HAVANA (Reuters) - Colombia's Marxist-led FARC guerrillas on Thursday threatened to end a unilateral truce that has been in place since December unless the government of President Juan Manuel Santos calls off military attacks on rebel positions.
The Revolutionary Armed Forces of Colombia (FARC) called a truce at Christmastime and Santos responded on March 10 by announcing Colombia's armed forces would halt aerial bombing raids for one month, saying the reprieve could be extended if the FARC continued its ceasefire.
But the FARC complained that the Colombian military was carrying out other offensive maneuvers. A day before Santos announced the halt to aerial bombing, the Colombian army said it had killed longtime FARC commander Jose David Suarez, leader of a rebel front near the Panamanian border.
"We are asking President Santos to do something to save the unilateral and indefinite called by the FARC. Stop these military operations against the guerrilla forces now," rebel leader Ivan Marquez told reporters in Havana, the site of peace talks.

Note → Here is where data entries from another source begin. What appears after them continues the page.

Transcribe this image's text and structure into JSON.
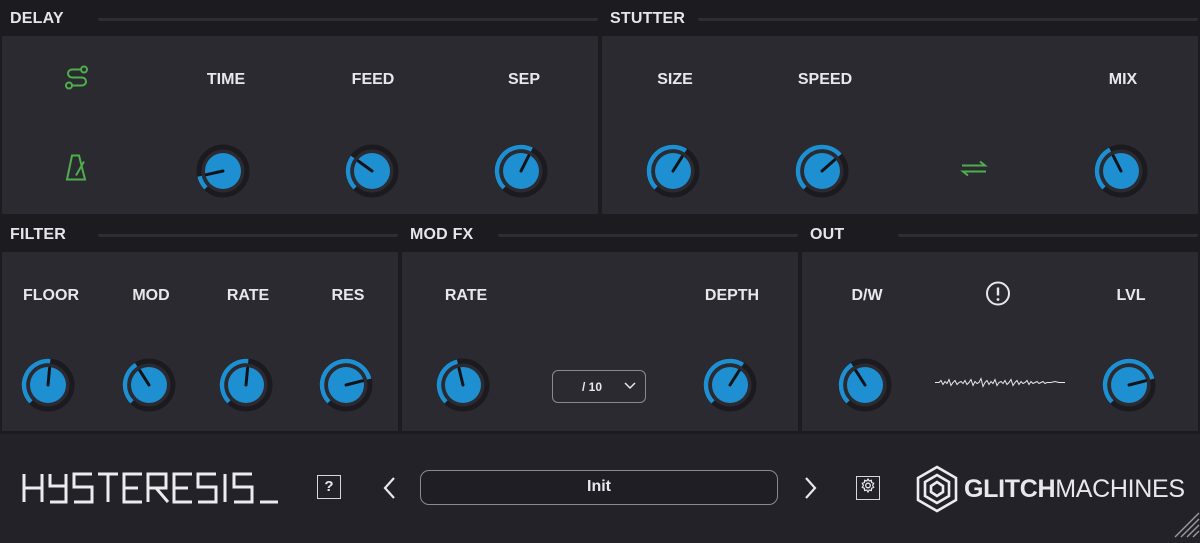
{
  "sections": {
    "delay": {
      "title": "DELAY",
      "time": "TIME",
      "feed": "FEED",
      "sep": "SEP"
    },
    "stutter": {
      "title": "STUTTER",
      "size": "SIZE",
      "speed": "SPEED",
      "mix": "MIX"
    },
    "filter": {
      "title": "FILTER",
      "floor": "FLOOR",
      "mod": "MOD",
      "rate": "RATE",
      "res": "RES"
    },
    "modfx": {
      "title": "MOD FX",
      "rate": "RATE",
      "depth": "DEPTH",
      "division": "/ 10"
    },
    "out": {
      "title": "OUT",
      "dw": "D/W",
      "lvl": "LVL"
    }
  },
  "knob_values": {
    "delay_time": 0.12,
    "delay_feed": 0.3,
    "delay_sep": 0.6,
    "stutter_size": 0.62,
    "stutter_speed": 0.68,
    "stutter_mix": 0.4,
    "filter_floor": 0.52,
    "filter_mod": 0.38,
    "filter_rate": 0.52,
    "filter_res": 0.78,
    "modfx_rate": 0.45,
    "modfx_depth": 0.62,
    "out_dw": 0.38,
    "out_lvl": 0.78
  },
  "footer": {
    "logo": "HYSTERESIS_",
    "help": "?",
    "preset": "Init",
    "brand_bold": "GLITCH",
    "brand_light": "MACHINES"
  },
  "icons": {
    "route": "route-icon",
    "metronome": "metronome-icon",
    "swap": "swap-arrows-icon",
    "warning": "alert-circle-icon",
    "settings": "gear-icon"
  },
  "colors": {
    "accent_blue": "#1e8fd0",
    "accent_green": "#4fae4c",
    "panel": "#2b2a31",
    "background": "#1c1b20"
  }
}
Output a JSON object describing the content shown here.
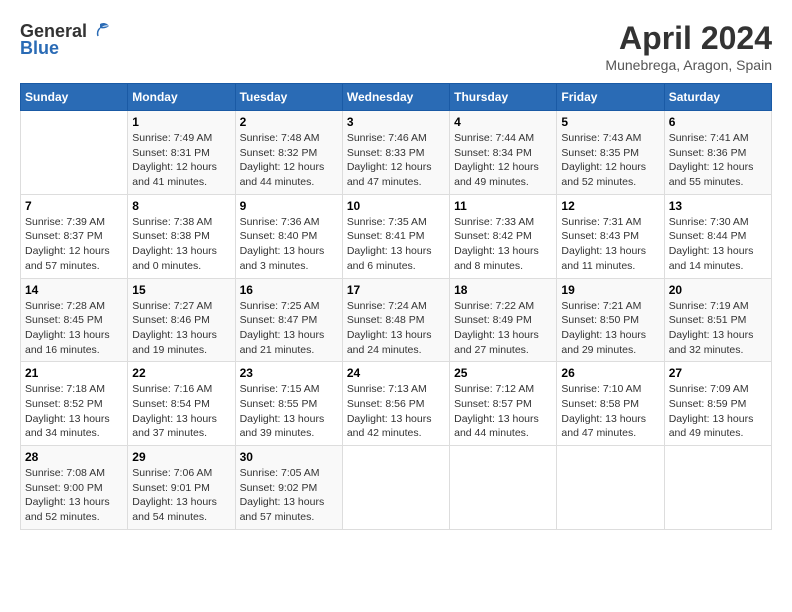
{
  "header": {
    "logo_general": "General",
    "logo_blue": "Blue",
    "title": "April 2024",
    "location": "Munebrega, Aragon, Spain"
  },
  "days_of_week": [
    "Sunday",
    "Monday",
    "Tuesday",
    "Wednesday",
    "Thursday",
    "Friday",
    "Saturday"
  ],
  "weeks": [
    [
      {
        "day": "",
        "sunrise": "",
        "sunset": "",
        "daylight": ""
      },
      {
        "day": "1",
        "sunrise": "Sunrise: 7:49 AM",
        "sunset": "Sunset: 8:31 PM",
        "daylight": "Daylight: 12 hours and 41 minutes."
      },
      {
        "day": "2",
        "sunrise": "Sunrise: 7:48 AM",
        "sunset": "Sunset: 8:32 PM",
        "daylight": "Daylight: 12 hours and 44 minutes."
      },
      {
        "day": "3",
        "sunrise": "Sunrise: 7:46 AM",
        "sunset": "Sunset: 8:33 PM",
        "daylight": "Daylight: 12 hours and 47 minutes."
      },
      {
        "day": "4",
        "sunrise": "Sunrise: 7:44 AM",
        "sunset": "Sunset: 8:34 PM",
        "daylight": "Daylight: 12 hours and 49 minutes."
      },
      {
        "day": "5",
        "sunrise": "Sunrise: 7:43 AM",
        "sunset": "Sunset: 8:35 PM",
        "daylight": "Daylight: 12 hours and 52 minutes."
      },
      {
        "day": "6",
        "sunrise": "Sunrise: 7:41 AM",
        "sunset": "Sunset: 8:36 PM",
        "daylight": "Daylight: 12 hours and 55 minutes."
      }
    ],
    [
      {
        "day": "7",
        "sunrise": "Sunrise: 7:39 AM",
        "sunset": "Sunset: 8:37 PM",
        "daylight": "Daylight: 12 hours and 57 minutes."
      },
      {
        "day": "8",
        "sunrise": "Sunrise: 7:38 AM",
        "sunset": "Sunset: 8:38 PM",
        "daylight": "Daylight: 13 hours and 0 minutes."
      },
      {
        "day": "9",
        "sunrise": "Sunrise: 7:36 AM",
        "sunset": "Sunset: 8:40 PM",
        "daylight": "Daylight: 13 hours and 3 minutes."
      },
      {
        "day": "10",
        "sunrise": "Sunrise: 7:35 AM",
        "sunset": "Sunset: 8:41 PM",
        "daylight": "Daylight: 13 hours and 6 minutes."
      },
      {
        "day": "11",
        "sunrise": "Sunrise: 7:33 AM",
        "sunset": "Sunset: 8:42 PM",
        "daylight": "Daylight: 13 hours and 8 minutes."
      },
      {
        "day": "12",
        "sunrise": "Sunrise: 7:31 AM",
        "sunset": "Sunset: 8:43 PM",
        "daylight": "Daylight: 13 hours and 11 minutes."
      },
      {
        "day": "13",
        "sunrise": "Sunrise: 7:30 AM",
        "sunset": "Sunset: 8:44 PM",
        "daylight": "Daylight: 13 hours and 14 minutes."
      }
    ],
    [
      {
        "day": "14",
        "sunrise": "Sunrise: 7:28 AM",
        "sunset": "Sunset: 8:45 PM",
        "daylight": "Daylight: 13 hours and 16 minutes."
      },
      {
        "day": "15",
        "sunrise": "Sunrise: 7:27 AM",
        "sunset": "Sunset: 8:46 PM",
        "daylight": "Daylight: 13 hours and 19 minutes."
      },
      {
        "day": "16",
        "sunrise": "Sunrise: 7:25 AM",
        "sunset": "Sunset: 8:47 PM",
        "daylight": "Daylight: 13 hours and 21 minutes."
      },
      {
        "day": "17",
        "sunrise": "Sunrise: 7:24 AM",
        "sunset": "Sunset: 8:48 PM",
        "daylight": "Daylight: 13 hours and 24 minutes."
      },
      {
        "day": "18",
        "sunrise": "Sunrise: 7:22 AM",
        "sunset": "Sunset: 8:49 PM",
        "daylight": "Daylight: 13 hours and 27 minutes."
      },
      {
        "day": "19",
        "sunrise": "Sunrise: 7:21 AM",
        "sunset": "Sunset: 8:50 PM",
        "daylight": "Daylight: 13 hours and 29 minutes."
      },
      {
        "day": "20",
        "sunrise": "Sunrise: 7:19 AM",
        "sunset": "Sunset: 8:51 PM",
        "daylight": "Daylight: 13 hours and 32 minutes."
      }
    ],
    [
      {
        "day": "21",
        "sunrise": "Sunrise: 7:18 AM",
        "sunset": "Sunset: 8:52 PM",
        "daylight": "Daylight: 13 hours and 34 minutes."
      },
      {
        "day": "22",
        "sunrise": "Sunrise: 7:16 AM",
        "sunset": "Sunset: 8:54 PM",
        "daylight": "Daylight: 13 hours and 37 minutes."
      },
      {
        "day": "23",
        "sunrise": "Sunrise: 7:15 AM",
        "sunset": "Sunset: 8:55 PM",
        "daylight": "Daylight: 13 hours and 39 minutes."
      },
      {
        "day": "24",
        "sunrise": "Sunrise: 7:13 AM",
        "sunset": "Sunset: 8:56 PM",
        "daylight": "Daylight: 13 hours and 42 minutes."
      },
      {
        "day": "25",
        "sunrise": "Sunrise: 7:12 AM",
        "sunset": "Sunset: 8:57 PM",
        "daylight": "Daylight: 13 hours and 44 minutes."
      },
      {
        "day": "26",
        "sunrise": "Sunrise: 7:10 AM",
        "sunset": "Sunset: 8:58 PM",
        "daylight": "Daylight: 13 hours and 47 minutes."
      },
      {
        "day": "27",
        "sunrise": "Sunrise: 7:09 AM",
        "sunset": "Sunset: 8:59 PM",
        "daylight": "Daylight: 13 hours and 49 minutes."
      }
    ],
    [
      {
        "day": "28",
        "sunrise": "Sunrise: 7:08 AM",
        "sunset": "Sunset: 9:00 PM",
        "daylight": "Daylight: 13 hours and 52 minutes."
      },
      {
        "day": "29",
        "sunrise": "Sunrise: 7:06 AM",
        "sunset": "Sunset: 9:01 PM",
        "daylight": "Daylight: 13 hours and 54 minutes."
      },
      {
        "day": "30",
        "sunrise": "Sunrise: 7:05 AM",
        "sunset": "Sunset: 9:02 PM",
        "daylight": "Daylight: 13 hours and 57 minutes."
      },
      {
        "day": "",
        "sunrise": "",
        "sunset": "",
        "daylight": ""
      },
      {
        "day": "",
        "sunrise": "",
        "sunset": "",
        "daylight": ""
      },
      {
        "day": "",
        "sunrise": "",
        "sunset": "",
        "daylight": ""
      },
      {
        "day": "",
        "sunrise": "",
        "sunset": "",
        "daylight": ""
      }
    ]
  ]
}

"Please don't force us to break (the truce)," Marquez said.
The Santos government and FARC have been meeting in Cuba for nearly 2-1/2 years in an attempt to end Latin America's longest war, which has killed around 220,000 people and displaced millions since 1964.
Fighting has continued during the talks, and bombings raids against the FARC's remote jungle and mountain hideouts have enabled the government to kill several high-ranking rebel leaders in recent years.
Peace negotiators have reached partial deals on land reform, an end to the illegal drugs trade and participation by former rebels in politics. They are now discussing victim reparations and rebel demobilization.
In a side agreement, the two sides have also announced a joint effort to begin removing landmines across the country.